The Multimodal Table

In one of the centerpiece demos was what Google called the “multimodal table.” The scenario: a customer success executive reviewing a dashboard that showed revenue inching up… but satisfaction scores sliding down. The table held the usual: delivery data, customer notes, and feedback text. Some cells, though, were blank.


Then the demo took a turn. The presenter explained that customers increasingly send pictures or even videos of packages instead of text comments. Google showed how its AI can analyze those images or clips — and automatically generate textual insights that populate directly into the table.


This specific practicality is debatable. If a customer cared enough to upload a photo, they likely wrote a complaint too. Still, the underlying capability is impressive. It means that non-text inputs can be transformed into structured textual data for existing systems.

The potential use cases span far beyond ecommerce complaints:

  • Small bakeries could run video QA on cake quality before delivery.

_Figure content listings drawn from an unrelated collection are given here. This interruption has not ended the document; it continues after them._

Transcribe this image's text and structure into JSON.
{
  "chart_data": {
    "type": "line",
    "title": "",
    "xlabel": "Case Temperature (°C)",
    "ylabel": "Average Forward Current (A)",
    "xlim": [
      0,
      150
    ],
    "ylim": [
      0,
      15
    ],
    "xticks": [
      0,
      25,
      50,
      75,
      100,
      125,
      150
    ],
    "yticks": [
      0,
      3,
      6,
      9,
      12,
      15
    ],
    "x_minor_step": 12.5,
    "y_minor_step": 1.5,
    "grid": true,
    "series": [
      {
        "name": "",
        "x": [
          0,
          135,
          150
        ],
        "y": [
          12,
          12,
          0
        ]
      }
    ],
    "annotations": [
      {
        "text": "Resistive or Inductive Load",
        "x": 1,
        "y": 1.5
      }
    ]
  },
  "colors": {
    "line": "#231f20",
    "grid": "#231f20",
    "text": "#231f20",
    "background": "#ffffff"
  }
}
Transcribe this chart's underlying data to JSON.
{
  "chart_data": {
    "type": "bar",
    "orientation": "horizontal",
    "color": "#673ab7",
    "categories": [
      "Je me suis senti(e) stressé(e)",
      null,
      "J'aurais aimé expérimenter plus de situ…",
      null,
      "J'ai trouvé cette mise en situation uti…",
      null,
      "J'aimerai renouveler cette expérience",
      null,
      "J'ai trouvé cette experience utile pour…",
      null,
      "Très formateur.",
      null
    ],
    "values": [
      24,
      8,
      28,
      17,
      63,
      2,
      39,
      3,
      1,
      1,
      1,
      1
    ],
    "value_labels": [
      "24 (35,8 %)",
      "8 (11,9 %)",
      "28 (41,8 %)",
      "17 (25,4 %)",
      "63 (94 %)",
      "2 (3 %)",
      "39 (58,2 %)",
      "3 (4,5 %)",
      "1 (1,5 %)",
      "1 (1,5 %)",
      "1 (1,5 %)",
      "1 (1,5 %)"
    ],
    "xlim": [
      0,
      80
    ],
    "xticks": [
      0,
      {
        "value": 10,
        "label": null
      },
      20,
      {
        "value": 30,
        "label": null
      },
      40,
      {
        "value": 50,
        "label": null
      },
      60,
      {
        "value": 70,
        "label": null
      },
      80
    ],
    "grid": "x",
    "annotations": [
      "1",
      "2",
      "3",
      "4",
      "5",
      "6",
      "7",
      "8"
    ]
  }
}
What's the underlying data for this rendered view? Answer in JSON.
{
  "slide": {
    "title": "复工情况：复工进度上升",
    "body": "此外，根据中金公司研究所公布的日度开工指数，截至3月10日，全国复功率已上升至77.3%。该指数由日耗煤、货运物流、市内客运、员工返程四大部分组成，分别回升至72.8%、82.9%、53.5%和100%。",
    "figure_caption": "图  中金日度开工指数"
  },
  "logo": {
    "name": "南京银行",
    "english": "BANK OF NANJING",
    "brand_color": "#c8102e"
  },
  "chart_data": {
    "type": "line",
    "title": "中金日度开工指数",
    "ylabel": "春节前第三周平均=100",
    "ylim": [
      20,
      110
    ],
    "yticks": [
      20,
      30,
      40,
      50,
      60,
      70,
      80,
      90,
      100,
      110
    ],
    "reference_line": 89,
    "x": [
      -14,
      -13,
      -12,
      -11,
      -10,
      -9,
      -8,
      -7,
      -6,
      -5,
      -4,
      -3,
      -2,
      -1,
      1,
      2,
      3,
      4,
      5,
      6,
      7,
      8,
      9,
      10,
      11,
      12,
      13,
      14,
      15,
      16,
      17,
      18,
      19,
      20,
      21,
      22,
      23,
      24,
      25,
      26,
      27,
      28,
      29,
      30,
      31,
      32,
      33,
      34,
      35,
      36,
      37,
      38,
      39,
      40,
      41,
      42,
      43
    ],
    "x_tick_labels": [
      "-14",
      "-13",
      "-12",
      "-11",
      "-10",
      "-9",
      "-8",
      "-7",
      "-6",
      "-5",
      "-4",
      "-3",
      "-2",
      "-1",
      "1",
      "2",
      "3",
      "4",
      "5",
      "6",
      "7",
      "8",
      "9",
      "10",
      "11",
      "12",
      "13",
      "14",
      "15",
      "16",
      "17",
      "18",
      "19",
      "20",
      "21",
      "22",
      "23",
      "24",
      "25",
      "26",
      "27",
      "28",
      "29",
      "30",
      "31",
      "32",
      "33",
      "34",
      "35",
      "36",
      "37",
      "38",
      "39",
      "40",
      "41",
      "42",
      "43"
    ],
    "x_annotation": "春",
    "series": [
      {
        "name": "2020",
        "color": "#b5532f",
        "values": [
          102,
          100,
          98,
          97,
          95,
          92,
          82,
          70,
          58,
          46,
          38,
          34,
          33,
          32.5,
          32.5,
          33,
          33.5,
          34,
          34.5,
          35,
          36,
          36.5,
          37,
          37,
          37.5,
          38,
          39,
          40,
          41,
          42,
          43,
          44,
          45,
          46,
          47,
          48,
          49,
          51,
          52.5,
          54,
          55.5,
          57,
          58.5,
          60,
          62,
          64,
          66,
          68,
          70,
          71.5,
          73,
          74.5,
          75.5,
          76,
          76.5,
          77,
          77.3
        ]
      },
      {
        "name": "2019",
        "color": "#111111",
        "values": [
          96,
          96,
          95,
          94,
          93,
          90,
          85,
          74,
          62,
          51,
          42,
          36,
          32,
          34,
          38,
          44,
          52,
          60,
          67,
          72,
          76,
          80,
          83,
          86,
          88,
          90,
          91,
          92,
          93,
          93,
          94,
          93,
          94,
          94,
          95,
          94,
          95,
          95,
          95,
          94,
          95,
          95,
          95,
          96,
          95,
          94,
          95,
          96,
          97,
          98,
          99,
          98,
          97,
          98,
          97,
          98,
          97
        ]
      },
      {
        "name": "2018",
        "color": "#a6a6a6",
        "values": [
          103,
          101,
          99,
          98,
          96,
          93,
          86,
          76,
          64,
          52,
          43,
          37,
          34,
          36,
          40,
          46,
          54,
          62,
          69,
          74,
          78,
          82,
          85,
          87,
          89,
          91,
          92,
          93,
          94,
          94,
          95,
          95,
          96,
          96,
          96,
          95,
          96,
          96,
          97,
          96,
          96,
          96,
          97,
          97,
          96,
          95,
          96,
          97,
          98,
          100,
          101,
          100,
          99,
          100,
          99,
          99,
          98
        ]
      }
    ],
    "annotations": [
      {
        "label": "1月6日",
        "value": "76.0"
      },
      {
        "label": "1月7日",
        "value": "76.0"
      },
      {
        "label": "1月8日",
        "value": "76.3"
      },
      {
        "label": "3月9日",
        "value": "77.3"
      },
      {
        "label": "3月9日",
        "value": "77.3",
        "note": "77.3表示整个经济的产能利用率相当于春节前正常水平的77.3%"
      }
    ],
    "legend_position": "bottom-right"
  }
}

  • Hospitals could monitor cleanliness via video feeds and log automated reports.

  • Retailers could scan shelf photos for stock and merchandising compliance.


Multimodal AI is gaining serious traction. We recently covered Qualified’s multimodal agent as well as the expected tripling of the AI image market. Google’s multi modal table demo reinforces just how powerful the approach is.


The ability to turn images, sound, and video into searchable, comparable, and actionable text opens up use cases we never thought possible. This isn’t just about customer complaints, it’s about bridging the gap between the physical world and structured digital data. And that’s a step forward with enormous implications.